Notably, Professor Huang is interested in formal approaches to the study of Chinese languages, and more broadly in parametric theory with a focus on East Asian languages. Having worked on a wide range of topics in Chinese syntax—with respect to word order and phrase structure, lexical semantics and syntactic projection (passives, unaccusatives, resultatives, causatives), anaphora (pro drop, null topics, long-distance reflexives, donkey sentences), questions (wh-questions, A-not-A questions), focus structure, and syntax-semantics mismatches, he uses the results of these works to both shed new light on some old problems in the traditional field of Chinese syntax, and contribute to current issues in general linguistic theory.

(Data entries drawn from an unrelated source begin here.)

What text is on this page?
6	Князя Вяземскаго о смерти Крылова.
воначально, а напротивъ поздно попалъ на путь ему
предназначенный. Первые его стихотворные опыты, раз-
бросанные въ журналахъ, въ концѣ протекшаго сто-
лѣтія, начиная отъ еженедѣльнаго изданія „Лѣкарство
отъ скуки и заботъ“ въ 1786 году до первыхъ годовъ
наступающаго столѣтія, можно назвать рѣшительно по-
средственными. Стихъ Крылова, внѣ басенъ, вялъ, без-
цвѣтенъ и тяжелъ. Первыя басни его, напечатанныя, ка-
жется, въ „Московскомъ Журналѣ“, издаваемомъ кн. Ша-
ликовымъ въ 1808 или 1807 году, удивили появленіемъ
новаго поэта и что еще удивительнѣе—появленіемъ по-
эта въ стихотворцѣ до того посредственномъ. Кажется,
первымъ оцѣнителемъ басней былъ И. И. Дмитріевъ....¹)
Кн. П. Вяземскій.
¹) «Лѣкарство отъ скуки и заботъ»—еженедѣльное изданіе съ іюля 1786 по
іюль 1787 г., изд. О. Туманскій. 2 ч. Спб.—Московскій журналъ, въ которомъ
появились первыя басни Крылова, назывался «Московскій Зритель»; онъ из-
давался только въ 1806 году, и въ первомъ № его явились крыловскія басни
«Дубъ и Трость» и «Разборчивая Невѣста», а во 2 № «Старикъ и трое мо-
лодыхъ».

His most recent and current work explores the analytic-synthetic continuum in syntactic typology in formal theoretic terms, and capitalizes on the fact that many parameters of variation that have been posited in the past may be reduced to special cases of the analytic-synthetic macro-parameter.
Issues arise concerning the relation between macro- and micro-parameters as accounts of synchronic variation and diachronic change. I continue to be interested in the analyses of passives, resultatives, bound anaphora in all languages, and how they may shed light on the relationship among syntax, semantics and the lexicon.